Редактиране

Споделяне чрез


Plot histograms in Python

Applies to: SQL Server Azure SQL Database Azure SQL Managed Instance

This article describes how to plot data using the Python package pandas'.hist(). A SQL database is the source used to visualize the histogram data intervals that have consecutive, non-overlapping values.

Prerequisites

Verify restored database

You can verify that the restored database exists by querying the Person.CountryRegion table:

USE AdventureWorksDW;
SELECT * FROM Person.CountryRegion;

Install Python packages

Download and Install Azure Data Studio.

Install the following Python packages:

  • pyodbc
  • pandas
  • sqlalchemy
  • matplotlib

To install these packages:

  1. In your Azure Data Studio notebook, select Manage Packages.
  2. In the Manage Packages pane, select the Add new tab.
  3. For each of the following packages, enter the package name, select Search, then select Install.

Plot histogram

The distributed data displayed in the histogram is based on a SQL query from AdventureWorksDW2022. The histogram visualizes data and the frequency of data values.

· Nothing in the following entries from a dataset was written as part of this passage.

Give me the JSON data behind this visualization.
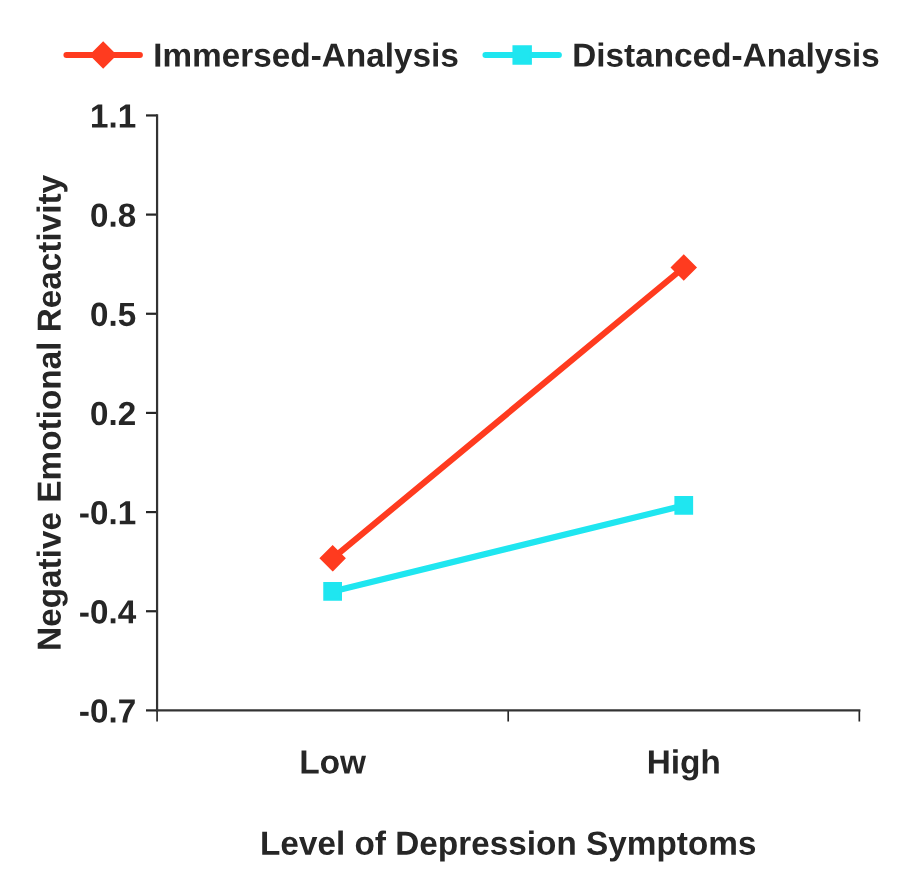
{
  "chart_data": {
    "type": "line",
    "xlabel": "Level of Depression Symptoms",
    "ylabel": "Negative Emotional Reactivity",
    "categories": [
      "Low",
      "High"
    ],
    "series": [
      {
        "name": "Immersed-Analysis",
        "color": "#ff3b1f",
        "marker": "diamond",
        "values": [
          -0.24,
          0.64
        ]
      },
      {
        "name": "Distanced-Analysis",
        "color": "#1fe6f0",
        "marker": "square",
        "values": [
          -0.34,
          -0.08
        ]
      }
    ],
    "ylim": [
      -0.7,
      1.1
    ],
    "yticks": [
      -0.7,
      -0.4,
      -0.1,
      0.2,
      0.5,
      0.8,
      1.1
    ],
    "grid": false,
    "legend": "top",
    "line_style": "solid"
  }
}
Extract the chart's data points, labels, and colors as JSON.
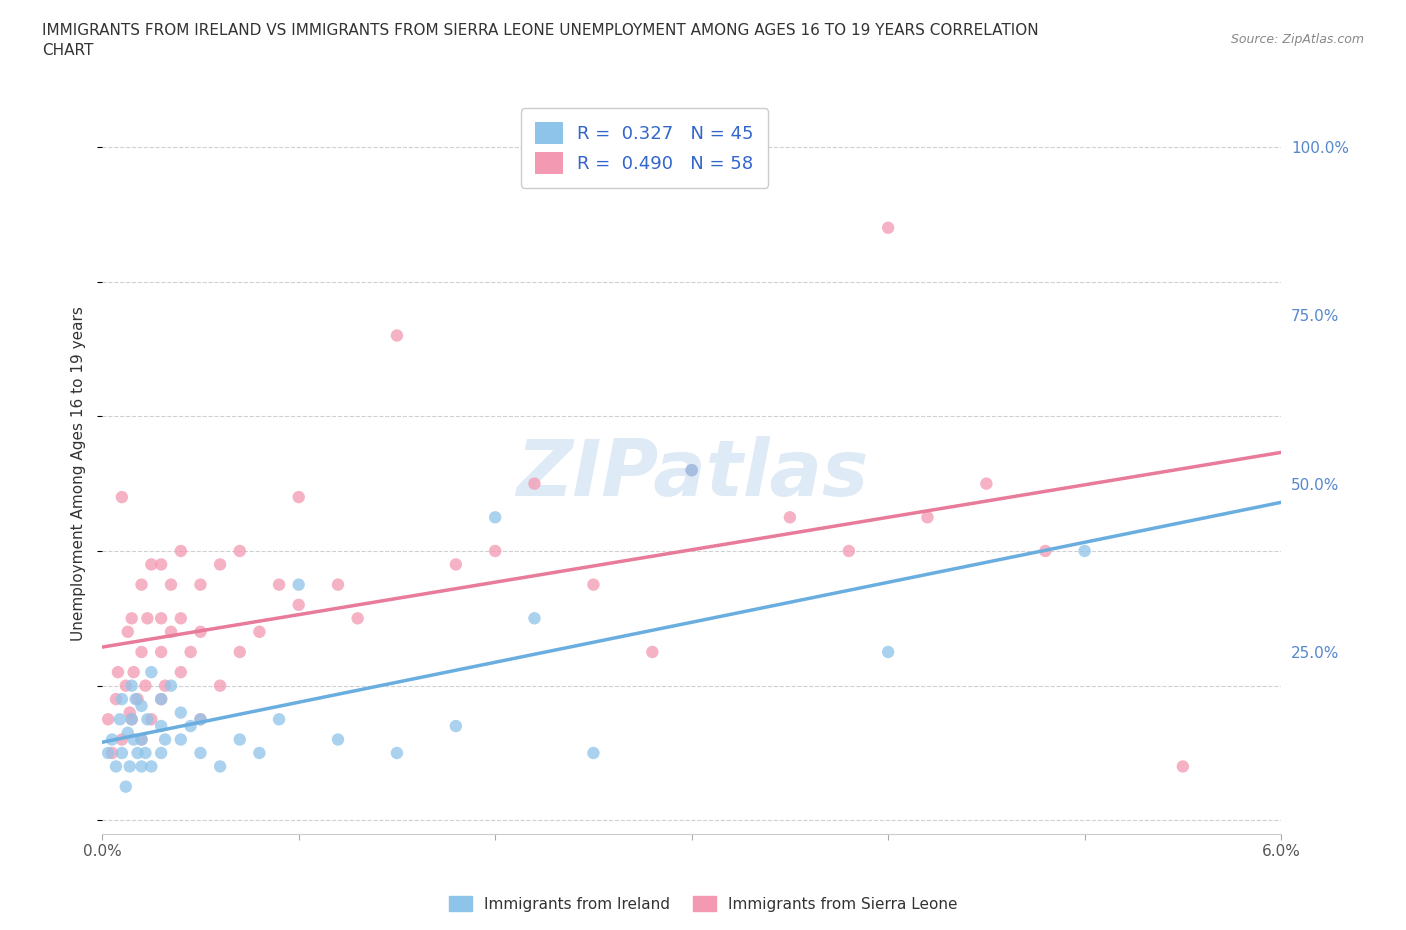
{
  "title": "IMMIGRANTS FROM IRELAND VS IMMIGRANTS FROM SIERRA LEONE UNEMPLOYMENT AMONG AGES 16 TO 19 YEARS CORRELATION\nCHART",
  "source": "Source: ZipAtlas.com",
  "ylabel": "Unemployment Among Ages 16 to 19 years",
  "xlim": [
    0.0,
    0.06
  ],
  "ylim": [
    -0.02,
    1.05
  ],
  "xticks": [
    0.0,
    0.01,
    0.02,
    0.03,
    0.04,
    0.05,
    0.06
  ],
  "xticklabels": [
    "0.0%",
    "",
    "",
    "",
    "",
    "",
    "6.0%"
  ],
  "yticks": [
    0.0,
    0.25,
    0.5,
    0.75,
    1.0
  ],
  "yticklabels": [
    "",
    "25.0%",
    "50.0%",
    "75.0%",
    "100.0%"
  ],
  "ireland_scatter_color": "#8ec4ea",
  "sierra_leone_scatter_color": "#f499b2",
  "trend_ireland_color": "#6aaee0",
  "trend_sierra_leone_color": "#e87a9a",
  "R_ireland": 0.327,
  "N_ireland": 45,
  "R_sierra_leone": 0.49,
  "N_sierra_leone": 58,
  "watermark": "ZIPatlas",
  "background_color": "#ffffff",
  "grid_color": "#d0d0d0",
  "legend_text_color": "#3366cc",
  "ireland_points_x": [
    0.0003,
    0.0005,
    0.0007,
    0.0009,
    0.001,
    0.001,
    0.0012,
    0.0013,
    0.0014,
    0.0015,
    0.0015,
    0.0016,
    0.0017,
    0.0018,
    0.002,
    0.002,
    0.002,
    0.0022,
    0.0023,
    0.0025,
    0.0025,
    0.003,
    0.003,
    0.003,
    0.0032,
    0.0035,
    0.004,
    0.004,
    0.0045,
    0.005,
    0.005,
    0.006,
    0.007,
    0.008,
    0.009,
    0.01,
    0.012,
    0.015,
    0.018,
    0.02,
    0.022,
    0.025,
    0.03,
    0.04,
    0.05
  ],
  "ireland_points_y": [
    0.1,
    0.12,
    0.08,
    0.15,
    0.1,
    0.18,
    0.05,
    0.13,
    0.08,
    0.15,
    0.2,
    0.12,
    0.18,
    0.1,
    0.08,
    0.12,
    0.17,
    0.1,
    0.15,
    0.22,
    0.08,
    0.1,
    0.14,
    0.18,
    0.12,
    0.2,
    0.12,
    0.16,
    0.14,
    0.1,
    0.15,
    0.08,
    0.12,
    0.1,
    0.15,
    0.35,
    0.12,
    0.1,
    0.14,
    0.45,
    0.3,
    0.1,
    0.52,
    0.25,
    0.4
  ],
  "sierra_leone_points_x": [
    0.0003,
    0.0005,
    0.0007,
    0.0008,
    0.001,
    0.001,
    0.0012,
    0.0013,
    0.0014,
    0.0015,
    0.0015,
    0.0016,
    0.0018,
    0.002,
    0.002,
    0.002,
    0.0022,
    0.0023,
    0.0025,
    0.0025,
    0.003,
    0.003,
    0.003,
    0.003,
    0.0032,
    0.0035,
    0.0035,
    0.004,
    0.004,
    0.004,
    0.0045,
    0.005,
    0.005,
    0.005,
    0.006,
    0.006,
    0.007,
    0.007,
    0.008,
    0.009,
    0.01,
    0.01,
    0.012,
    0.013,
    0.015,
    0.018,
    0.02,
    0.022,
    0.025,
    0.028,
    0.03,
    0.035,
    0.038,
    0.04,
    0.042,
    0.045,
    0.048,
    0.055
  ],
  "sierra_leone_points_y": [
    0.15,
    0.1,
    0.18,
    0.22,
    0.12,
    0.48,
    0.2,
    0.28,
    0.16,
    0.15,
    0.3,
    0.22,
    0.18,
    0.12,
    0.25,
    0.35,
    0.2,
    0.3,
    0.15,
    0.38,
    0.18,
    0.25,
    0.3,
    0.38,
    0.2,
    0.28,
    0.35,
    0.22,
    0.3,
    0.4,
    0.25,
    0.15,
    0.28,
    0.35,
    0.2,
    0.38,
    0.25,
    0.4,
    0.28,
    0.35,
    0.32,
    0.48,
    0.35,
    0.3,
    0.72,
    0.38,
    0.4,
    0.5,
    0.35,
    0.25,
    0.52,
    0.45,
    0.4,
    0.88,
    0.45,
    0.5,
    0.4,
    0.08
  ]
}
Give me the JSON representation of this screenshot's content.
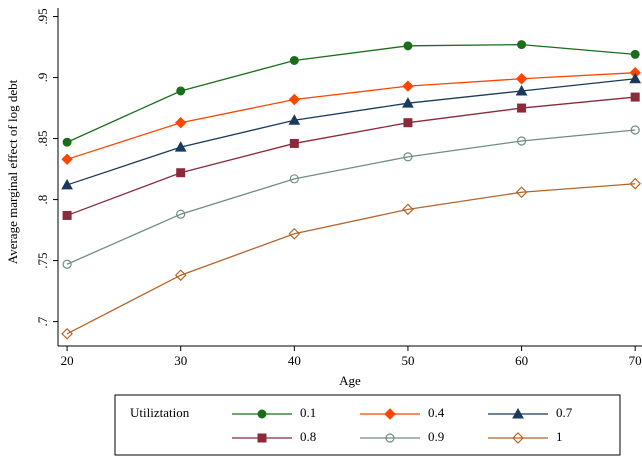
{
  "chart_data": {
    "type": "line",
    "x_label": "Age",
    "y_label": "Average marginal effect of log debt",
    "legend_title": "Utiliztation",
    "x": [
      20,
      30,
      40,
      50,
      60,
      70
    ],
    "series": [
      {
        "name": "0.1",
        "color": "#1a6e1a",
        "marker": "circle",
        "values": [
          0.847,
          0.889,
          0.914,
          0.926,
          0.927,
          0.919
        ]
      },
      {
        "name": "0.4",
        "color": "#ff4500",
        "marker": "diamond",
        "values": [
          0.833,
          0.863,
          0.882,
          0.893,
          0.899,
          0.904
        ]
      },
      {
        "name": "0.7",
        "color": "#1a3a5c",
        "marker": "triangle",
        "values": [
          0.812,
          0.843,
          0.865,
          0.879,
          0.889,
          0.899
        ]
      },
      {
        "name": "0.8",
        "color": "#8b2a3a",
        "marker": "square",
        "values": [
          0.787,
          0.822,
          0.846,
          0.863,
          0.875,
          0.884
        ]
      },
      {
        "name": "0.9",
        "color": "#6f8f7f",
        "marker": "circle-open",
        "values": [
          0.747,
          0.788,
          0.817,
          0.835,
          0.848,
          0.857
        ]
      },
      {
        "name": "1",
        "color": "#b5652a",
        "marker": "diamond-open",
        "values": [
          0.69,
          0.738,
          0.772,
          0.792,
          0.806,
          0.813
        ]
      }
    ],
    "xlim": [
      19.2,
      70.6
    ],
    "xticks": [
      20,
      30,
      40,
      50,
      60,
      70
    ],
    "ylim": [
      0.68,
      0.957
    ],
    "yticks": [
      {
        "value": 0.7,
        "label": ".7"
      },
      {
        "value": 0.75,
        "label": ".75"
      },
      {
        "value": 0.8,
        "label": ".8"
      },
      {
        "value": 0.85,
        "label": ".85"
      },
      {
        "value": 0.9,
        "label": ".9"
      },
      {
        "value": 0.95,
        "label": ".95"
      }
    ]
  }
}
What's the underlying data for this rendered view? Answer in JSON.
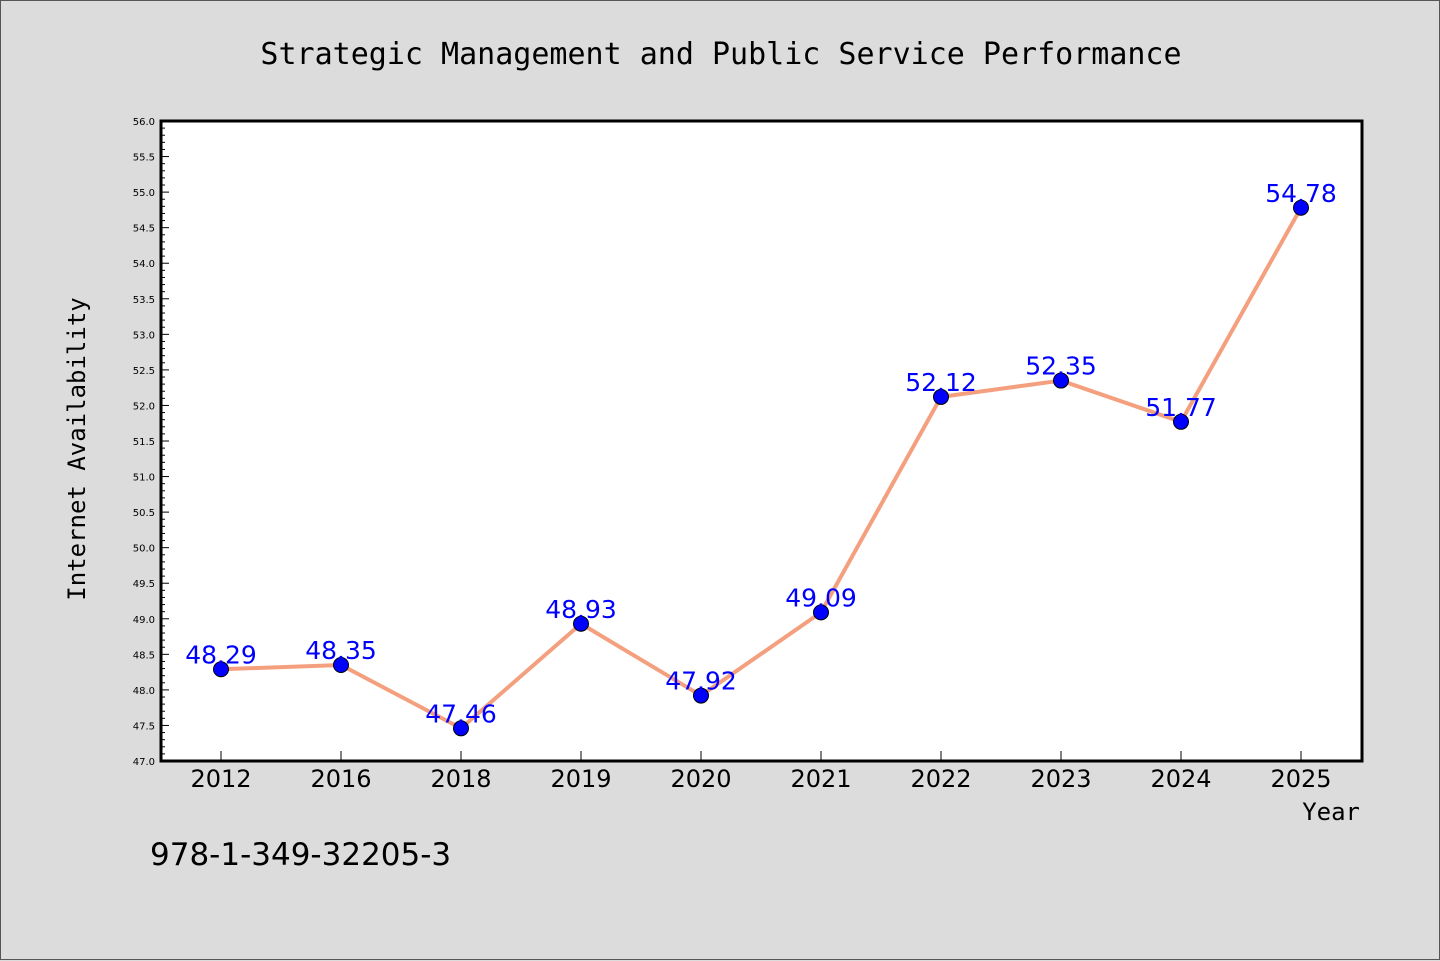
{
  "chart_data": {
    "type": "line",
    "title": "Strategic Management and Public Service Performance",
    "xlabel": "Year",
    "ylabel": "Internet Availability",
    "categories": [
      "2012",
      "2016",
      "2018",
      "2019",
      "2020",
      "2021",
      "2022",
      "2023",
      "2024",
      "2025"
    ],
    "series": [
      {
        "values": [
          48.29,
          48.35,
          47.46,
          48.93,
          47.92,
          49.09,
          52.12,
          52.35,
          51.77,
          54.78
        ],
        "data_labels": [
          "48.29",
          "48.35",
          "47.46",
          "48.93",
          "47.92",
          "49.09",
          "52.12",
          "52.35",
          "51.77",
          "54.78"
        ]
      }
    ],
    "ylim": [
      47.0,
      56.0
    ],
    "yticks": [
      "47.0",
      "47.5",
      "48.0",
      "48.5",
      "49.0",
      "49.5",
      "50.0",
      "50.5",
      "51.0",
      "51.5",
      "52.0",
      "52.5",
      "53.0",
      "53.5",
      "54.0",
      "54.5",
      "55.0",
      "55.5",
      "56.0"
    ],
    "grid": false,
    "line_color": "#f4a07f",
    "marker_color": "#0000ff",
    "label_color": "#0000ff",
    "plot_background": "#ffffff",
    "figure_background": "#dcdcdc"
  },
  "footer": {
    "isbn": "978-1-349-32205-3"
  }
}
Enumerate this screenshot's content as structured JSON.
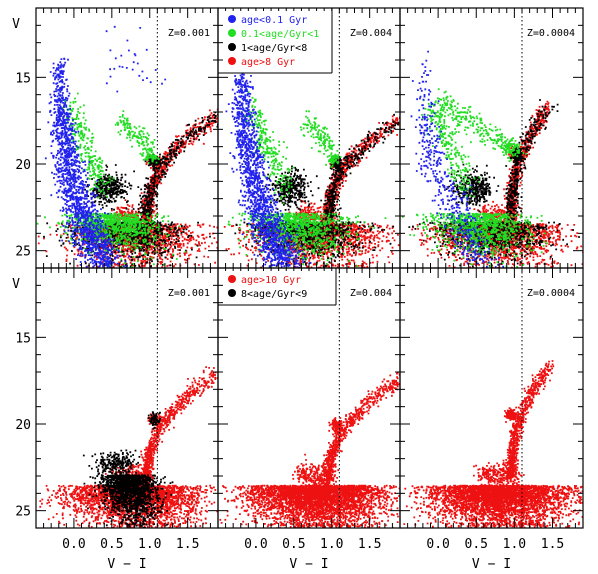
{
  "chart_data": {
    "type": "scatter",
    "layout": "2x3 grid of color-magnitude diagrams",
    "xlabel": "V − I",
    "ylabel": "V",
    "xlim": [
      -0.5,
      1.9
    ],
    "ylim": [
      26,
      11
    ],
    "x_ticks": [
      0.0,
      0.5,
      1.0,
      1.5
    ],
    "x_tick_labels": [
      "0.0",
      "0.5",
      "1.0",
      "1.5"
    ],
    "y_ticks": [
      15,
      20,
      25
    ],
    "y_tick_labels": [
      "15",
      "20",
      "25"
    ],
    "reference_line": {
      "style": "dotted",
      "x": 1.1
    },
    "colors": {
      "young": "#2222ee",
      "mid": "#22dd22",
      "old1": "#000000",
      "old2": "#ee1111"
    },
    "legends": {
      "top": [
        {
          "label": "age<0.1 Gyr",
          "color": "#2222ee"
        },
        {
          "label": "0.1<age/Gyr<1",
          "color": "#22dd22"
        },
        {
          "label": "1<age/Gyr<8",
          "color": "#000000"
        },
        {
          "label": "age>8 Gyr",
          "color": "#ee1111"
        }
      ],
      "bottom": [
        {
          "label": "age>10 Gyr",
          "color": "#ee1111"
        },
        {
          "label": "8<age/Gyr<9",
          "color": "#000000"
        }
      ]
    },
    "panels": [
      {
        "row": 0,
        "col": 0,
        "z_label": "Z=0.001",
        "show_y_labels": true,
        "show_x_labels": false,
        "legend": null,
        "mode": "all-ages",
        "seed": 11,
        "rgb_tip": [
          1.95,
          17.0
        ],
        "clump": [
          1.05,
          19.8
        ]
      },
      {
        "row": 0,
        "col": 1,
        "z_label": "Z=0.004",
        "show_y_labels": false,
        "show_x_labels": false,
        "legend": "top",
        "mode": "all-ages",
        "seed": 22,
        "rgb_tip": [
          1.9,
          17.4
        ],
        "clump": [
          1.05,
          20.0
        ]
      },
      {
        "row": 0,
        "col": 2,
        "z_label": "Z=0.0004",
        "show_y_labels": false,
        "show_x_labels": false,
        "legend": null,
        "mode": "all-ages",
        "seed": 33,
        "rgb_tip": [
          1.45,
          16.6
        ],
        "clump": [
          1.0,
          19.4
        ]
      },
      {
        "row": 1,
        "col": 0,
        "z_label": "Z=0.001",
        "show_y_labels": true,
        "show_x_labels": true,
        "legend": null,
        "mode": "old-mix",
        "seed": 44,
        "rgb_tip": [
          1.9,
          17.0
        ],
        "clump": [
          1.05,
          19.7
        ]
      },
      {
        "row": 1,
        "col": 1,
        "z_label": "Z=0.004",
        "show_y_labels": false,
        "show_x_labels": true,
        "legend": "bottom",
        "mode": "old-red",
        "seed": 55,
        "rgb_tip": [
          1.9,
          17.4
        ],
        "clump": [
          1.05,
          20.0
        ]
      },
      {
        "row": 1,
        "col": 2,
        "z_label": "Z=0.0004",
        "show_y_labels": false,
        "show_x_labels": true,
        "legend": null,
        "mode": "old-red",
        "seed": 66,
        "rgb_tip": [
          1.45,
          16.6
        ],
        "clump": [
          0.95,
          19.4
        ]
      }
    ]
  }
}
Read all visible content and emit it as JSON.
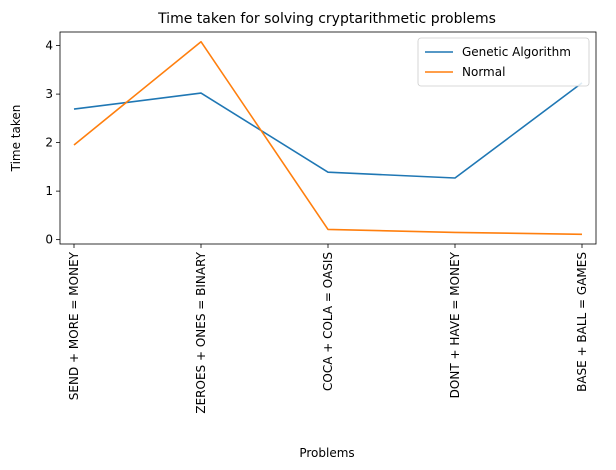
{
  "chart_data": {
    "type": "line",
    "title": "Time taken for solving cryptarithmetic problems",
    "xlabel": "Problems",
    "ylabel": "Time taken",
    "categories": [
      "SEND + MORE = MONEY",
      "ZEROES + ONES = BINARY",
      "COCA + COLA = OASIS",
      "DONT + HAVE = MONEY",
      "BASE + BALL = GAMES"
    ],
    "series": [
      {
        "name": "Genetic Algorithm",
        "color": "#1f77b4",
        "values": [
          2.69,
          3.02,
          1.39,
          1.27,
          3.23
        ]
      },
      {
        "name": "Normal",
        "color": "#ff7f0e",
        "values": [
          1.95,
          4.08,
          0.21,
          0.15,
          0.11
        ]
      }
    ],
    "ylim": [
      -0.09,
      4.28
    ],
    "yticks": [
      "0",
      "1",
      "2",
      "3",
      "4"
    ],
    "grid": false,
    "legend": "top-right"
  }
}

Edit the connection string variables: 'server', 'database', 'username', and 'password' to connect to SQL Server database.

To create a new notebook:

  1. In Azure Data Studio, select File, select New Notebook.
  2. In the notebook, select kernel Python3, select the +code.
  3. Paste code in notebook, select Run All.
import pyodbc 
import pandas as pd
import matplotlib
import sqlalchemy

from sqlalchemy import create_engine

matplotlib.use('TkAgg', force=True)
from matplotlib import pyplot as plt

# Some other example server values are
# server = 'localhost\sqlexpress' # for a named instance
# server = 'myserver,port' # to specify an alternate port
server = 'servername'
database = 'AdventureWorksDW2022'
username = 'yourusername'
password = 'databasename'

url = 'mssql+pyodbc://{user}:{passwd}@{host}:{port}/{db}?driver=SQL+Server'.format(user=username, passwd=password, host=server, port=port, db=database)
engine = create_engine(url)

sql = "SELECT DATEDIFF(year, c.BirthDate, GETDATE()) AS Age FROM [dbo].[FactInternetSales] s INNER JOIN dbo.DimCustomer c ON s.CustomerKey = c.CustomerKey"

df = pd.read_sql(sql, engine)
df.hist(bins=50)

plt.show()

The display shows the age distribution of customers in the FactInternetSales table.

Diagram showing the Pandas histogram distribution.